Methods: Cerebral oximetry index (COx) was continuously monitored with near-infrared spectroscopy (NIRS) for up to three days in acutely comatose patients admitted to a neurocritical care unit. MAPOPTwas calculated using the lowest COx (nadir index) every day of monitoring. Multivariate logistic regression was used to determine if survival at discharge was associated with lesser duration and magnitude of MAP outside the calculated MAPOPT.

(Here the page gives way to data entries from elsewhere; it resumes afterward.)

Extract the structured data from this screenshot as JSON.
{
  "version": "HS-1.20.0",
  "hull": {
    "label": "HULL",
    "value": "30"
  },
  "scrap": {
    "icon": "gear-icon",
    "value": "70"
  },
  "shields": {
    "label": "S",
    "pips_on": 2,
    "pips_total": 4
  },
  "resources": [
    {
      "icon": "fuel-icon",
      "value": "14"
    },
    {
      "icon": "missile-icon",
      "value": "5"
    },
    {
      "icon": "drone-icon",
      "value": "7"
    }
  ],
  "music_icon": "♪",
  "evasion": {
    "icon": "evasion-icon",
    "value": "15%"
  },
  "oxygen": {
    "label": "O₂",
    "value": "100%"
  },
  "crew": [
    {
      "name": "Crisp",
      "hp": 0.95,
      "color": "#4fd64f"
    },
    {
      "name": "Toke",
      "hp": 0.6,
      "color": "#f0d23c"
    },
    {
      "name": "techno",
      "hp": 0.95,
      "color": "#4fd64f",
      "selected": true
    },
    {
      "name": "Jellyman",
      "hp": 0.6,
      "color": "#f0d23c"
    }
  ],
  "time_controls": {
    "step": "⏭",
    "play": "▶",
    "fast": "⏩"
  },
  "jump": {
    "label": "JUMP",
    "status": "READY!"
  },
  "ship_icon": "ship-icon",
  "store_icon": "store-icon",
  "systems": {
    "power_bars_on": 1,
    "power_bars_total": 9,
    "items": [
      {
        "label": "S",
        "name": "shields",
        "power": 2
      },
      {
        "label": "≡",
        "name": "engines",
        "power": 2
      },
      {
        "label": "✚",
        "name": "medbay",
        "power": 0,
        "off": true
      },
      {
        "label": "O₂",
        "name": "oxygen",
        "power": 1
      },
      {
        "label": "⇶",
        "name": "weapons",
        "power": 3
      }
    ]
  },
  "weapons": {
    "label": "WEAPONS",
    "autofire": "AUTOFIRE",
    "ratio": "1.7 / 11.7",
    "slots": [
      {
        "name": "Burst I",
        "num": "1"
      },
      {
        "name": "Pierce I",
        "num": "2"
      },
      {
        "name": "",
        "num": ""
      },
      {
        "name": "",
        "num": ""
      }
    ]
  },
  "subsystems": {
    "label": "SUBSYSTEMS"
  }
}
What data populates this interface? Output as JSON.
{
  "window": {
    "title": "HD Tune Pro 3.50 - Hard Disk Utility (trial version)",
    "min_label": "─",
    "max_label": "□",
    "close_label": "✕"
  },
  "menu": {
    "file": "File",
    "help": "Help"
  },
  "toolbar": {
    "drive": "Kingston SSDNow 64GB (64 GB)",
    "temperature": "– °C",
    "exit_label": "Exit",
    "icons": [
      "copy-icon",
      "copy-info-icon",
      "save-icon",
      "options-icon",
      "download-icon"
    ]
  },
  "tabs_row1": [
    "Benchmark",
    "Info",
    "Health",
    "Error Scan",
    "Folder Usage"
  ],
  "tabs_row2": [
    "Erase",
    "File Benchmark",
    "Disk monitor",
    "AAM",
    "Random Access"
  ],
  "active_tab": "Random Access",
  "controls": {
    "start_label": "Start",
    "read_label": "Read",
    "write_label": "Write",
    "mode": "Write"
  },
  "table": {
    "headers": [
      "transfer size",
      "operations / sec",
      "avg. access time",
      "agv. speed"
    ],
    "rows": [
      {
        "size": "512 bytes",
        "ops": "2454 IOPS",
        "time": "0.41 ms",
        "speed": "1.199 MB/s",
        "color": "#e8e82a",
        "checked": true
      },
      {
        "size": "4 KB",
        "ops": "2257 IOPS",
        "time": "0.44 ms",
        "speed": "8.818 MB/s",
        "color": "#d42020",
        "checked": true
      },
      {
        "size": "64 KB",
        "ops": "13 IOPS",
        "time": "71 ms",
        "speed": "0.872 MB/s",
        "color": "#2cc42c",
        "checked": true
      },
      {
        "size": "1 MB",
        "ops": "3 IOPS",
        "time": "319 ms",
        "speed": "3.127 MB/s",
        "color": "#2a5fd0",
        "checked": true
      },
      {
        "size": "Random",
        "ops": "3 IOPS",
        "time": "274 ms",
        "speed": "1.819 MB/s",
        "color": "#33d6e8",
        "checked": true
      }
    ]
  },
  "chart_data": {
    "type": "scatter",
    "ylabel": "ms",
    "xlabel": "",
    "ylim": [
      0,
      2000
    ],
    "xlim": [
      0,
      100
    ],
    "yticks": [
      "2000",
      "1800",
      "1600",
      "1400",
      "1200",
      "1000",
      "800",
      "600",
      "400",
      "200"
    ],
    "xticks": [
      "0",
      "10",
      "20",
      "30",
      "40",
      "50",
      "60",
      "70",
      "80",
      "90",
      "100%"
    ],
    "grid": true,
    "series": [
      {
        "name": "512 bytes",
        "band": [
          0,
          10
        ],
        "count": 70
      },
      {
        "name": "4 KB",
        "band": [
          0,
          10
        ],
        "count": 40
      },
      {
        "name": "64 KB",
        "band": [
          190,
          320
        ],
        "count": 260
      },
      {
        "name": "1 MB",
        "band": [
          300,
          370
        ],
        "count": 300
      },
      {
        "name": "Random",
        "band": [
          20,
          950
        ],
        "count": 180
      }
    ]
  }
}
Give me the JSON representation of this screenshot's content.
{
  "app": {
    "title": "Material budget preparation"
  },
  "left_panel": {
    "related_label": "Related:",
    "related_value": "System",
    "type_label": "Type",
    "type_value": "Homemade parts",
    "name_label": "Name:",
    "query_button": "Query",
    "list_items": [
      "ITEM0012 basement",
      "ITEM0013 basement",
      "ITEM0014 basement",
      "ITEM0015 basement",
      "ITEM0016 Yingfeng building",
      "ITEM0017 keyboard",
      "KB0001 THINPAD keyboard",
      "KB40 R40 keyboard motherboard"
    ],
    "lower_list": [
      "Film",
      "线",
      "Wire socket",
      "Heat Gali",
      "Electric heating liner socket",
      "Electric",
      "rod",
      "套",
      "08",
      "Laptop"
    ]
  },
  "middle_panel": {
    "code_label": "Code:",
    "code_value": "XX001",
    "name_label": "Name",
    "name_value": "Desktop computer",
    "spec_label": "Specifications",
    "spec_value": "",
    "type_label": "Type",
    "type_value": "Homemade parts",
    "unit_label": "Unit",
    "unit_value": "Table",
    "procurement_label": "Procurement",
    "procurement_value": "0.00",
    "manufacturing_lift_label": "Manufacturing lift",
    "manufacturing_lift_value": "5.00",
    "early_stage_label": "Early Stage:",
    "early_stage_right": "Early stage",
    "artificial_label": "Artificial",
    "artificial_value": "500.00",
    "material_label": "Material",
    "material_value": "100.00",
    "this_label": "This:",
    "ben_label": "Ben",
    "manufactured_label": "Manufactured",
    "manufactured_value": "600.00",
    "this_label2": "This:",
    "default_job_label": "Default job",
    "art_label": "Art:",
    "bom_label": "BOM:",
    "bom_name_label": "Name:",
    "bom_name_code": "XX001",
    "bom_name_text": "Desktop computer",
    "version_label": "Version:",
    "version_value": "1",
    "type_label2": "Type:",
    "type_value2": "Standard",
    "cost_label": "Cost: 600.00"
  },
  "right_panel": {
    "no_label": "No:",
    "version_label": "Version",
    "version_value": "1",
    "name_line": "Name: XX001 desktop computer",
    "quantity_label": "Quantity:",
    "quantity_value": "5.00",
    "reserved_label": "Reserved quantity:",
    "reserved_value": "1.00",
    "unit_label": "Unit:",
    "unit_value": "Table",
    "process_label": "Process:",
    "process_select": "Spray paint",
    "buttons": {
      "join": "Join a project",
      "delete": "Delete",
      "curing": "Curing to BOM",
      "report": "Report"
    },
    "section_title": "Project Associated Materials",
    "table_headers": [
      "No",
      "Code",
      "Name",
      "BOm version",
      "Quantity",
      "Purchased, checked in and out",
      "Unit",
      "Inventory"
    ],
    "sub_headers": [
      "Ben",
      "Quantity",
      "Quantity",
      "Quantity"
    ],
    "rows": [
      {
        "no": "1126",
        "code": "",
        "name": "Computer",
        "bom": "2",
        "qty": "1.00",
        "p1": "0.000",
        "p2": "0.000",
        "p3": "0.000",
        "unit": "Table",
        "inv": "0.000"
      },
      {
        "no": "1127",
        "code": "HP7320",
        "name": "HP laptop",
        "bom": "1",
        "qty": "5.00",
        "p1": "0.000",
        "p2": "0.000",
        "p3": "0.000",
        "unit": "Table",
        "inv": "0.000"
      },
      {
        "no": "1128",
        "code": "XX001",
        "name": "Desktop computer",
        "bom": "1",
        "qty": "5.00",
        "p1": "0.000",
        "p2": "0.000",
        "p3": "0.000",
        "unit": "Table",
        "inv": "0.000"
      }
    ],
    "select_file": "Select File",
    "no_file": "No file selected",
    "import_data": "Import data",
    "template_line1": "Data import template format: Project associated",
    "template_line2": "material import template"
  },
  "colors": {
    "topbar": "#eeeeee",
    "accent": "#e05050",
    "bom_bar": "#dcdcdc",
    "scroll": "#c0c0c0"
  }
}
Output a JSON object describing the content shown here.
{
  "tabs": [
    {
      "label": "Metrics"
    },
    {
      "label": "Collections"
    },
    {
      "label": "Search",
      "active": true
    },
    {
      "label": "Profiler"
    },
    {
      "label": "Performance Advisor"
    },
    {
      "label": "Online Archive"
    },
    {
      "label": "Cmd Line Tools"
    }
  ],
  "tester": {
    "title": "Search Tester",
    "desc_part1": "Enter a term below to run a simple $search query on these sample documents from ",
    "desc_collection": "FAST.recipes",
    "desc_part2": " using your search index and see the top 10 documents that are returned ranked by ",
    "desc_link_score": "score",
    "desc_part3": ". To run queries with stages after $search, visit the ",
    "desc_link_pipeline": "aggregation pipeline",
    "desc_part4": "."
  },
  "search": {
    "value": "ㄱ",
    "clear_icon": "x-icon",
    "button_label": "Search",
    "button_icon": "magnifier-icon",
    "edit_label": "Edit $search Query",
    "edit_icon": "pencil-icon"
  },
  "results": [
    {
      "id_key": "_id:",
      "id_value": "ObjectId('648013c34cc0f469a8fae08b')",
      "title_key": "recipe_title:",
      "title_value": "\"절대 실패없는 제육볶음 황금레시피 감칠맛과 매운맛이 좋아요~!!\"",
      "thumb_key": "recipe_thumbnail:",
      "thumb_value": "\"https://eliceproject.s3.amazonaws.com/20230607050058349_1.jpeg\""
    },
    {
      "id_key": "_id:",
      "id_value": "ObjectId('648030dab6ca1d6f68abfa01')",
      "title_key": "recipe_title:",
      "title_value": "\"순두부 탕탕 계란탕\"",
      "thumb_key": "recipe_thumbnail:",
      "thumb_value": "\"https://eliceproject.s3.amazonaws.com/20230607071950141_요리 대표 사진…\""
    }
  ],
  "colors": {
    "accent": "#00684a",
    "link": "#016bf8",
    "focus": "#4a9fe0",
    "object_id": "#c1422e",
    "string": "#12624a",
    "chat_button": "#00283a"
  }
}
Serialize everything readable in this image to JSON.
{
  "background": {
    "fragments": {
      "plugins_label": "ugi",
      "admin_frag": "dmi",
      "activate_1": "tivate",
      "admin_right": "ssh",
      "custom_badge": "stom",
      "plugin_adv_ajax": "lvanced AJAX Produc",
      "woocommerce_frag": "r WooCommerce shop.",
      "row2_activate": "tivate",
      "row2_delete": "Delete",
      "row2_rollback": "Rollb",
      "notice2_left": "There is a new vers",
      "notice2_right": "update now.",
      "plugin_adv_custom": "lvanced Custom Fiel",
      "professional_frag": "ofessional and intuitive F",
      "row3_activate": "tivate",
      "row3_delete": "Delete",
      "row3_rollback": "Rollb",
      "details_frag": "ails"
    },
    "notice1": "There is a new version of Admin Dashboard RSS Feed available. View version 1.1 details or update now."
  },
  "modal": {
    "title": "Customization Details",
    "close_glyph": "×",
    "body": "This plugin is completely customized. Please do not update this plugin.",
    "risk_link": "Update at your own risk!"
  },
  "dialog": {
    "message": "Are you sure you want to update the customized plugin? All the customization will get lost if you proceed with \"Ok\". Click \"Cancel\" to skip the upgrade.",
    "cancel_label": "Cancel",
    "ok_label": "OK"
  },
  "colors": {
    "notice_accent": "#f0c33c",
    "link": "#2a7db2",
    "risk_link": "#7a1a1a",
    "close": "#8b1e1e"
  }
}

Results: A total of 74 patients were prospectively enrolled in the study. The median MAPOPT was 90 mmHg (IQR: 82.8-102.5 mmHg). The absolute difference between MAP and MAPOPTwas significantly associated with in-hospital mortality (OR=1.24, 95%CI=1.00-1.52, P=0.046) after adjusting for mRS on admission, brain herniation, midline shift at septum, Glasgow coma scale (GCS) score at the time of monitoring and duration of time under and above the MAPOPT. Other variables that reached statistical significance for mortality in the multivariate model were the duration of time under or above the MAPOPT (OR=1.11, 95%CI=1.02-1.21, P=0.016), midline shift at septum (OR=1.30, 95%CI=1.03-1.63, P=0.025) and GCS at the time of monitoring (OR=0.44, 95%CI=0.24-0.82, P=0.01).

Conclusions: We found that mortality at hospital discharge in comatose adults with acute neurological illness was independently associated with greater magnitude and duration of MAP outside the MAPOPT. Non-invasive individualized bedside calculation of MAPOPT seems to be feasible and might be a promising tool for CA oriented-therapy in comatose patients.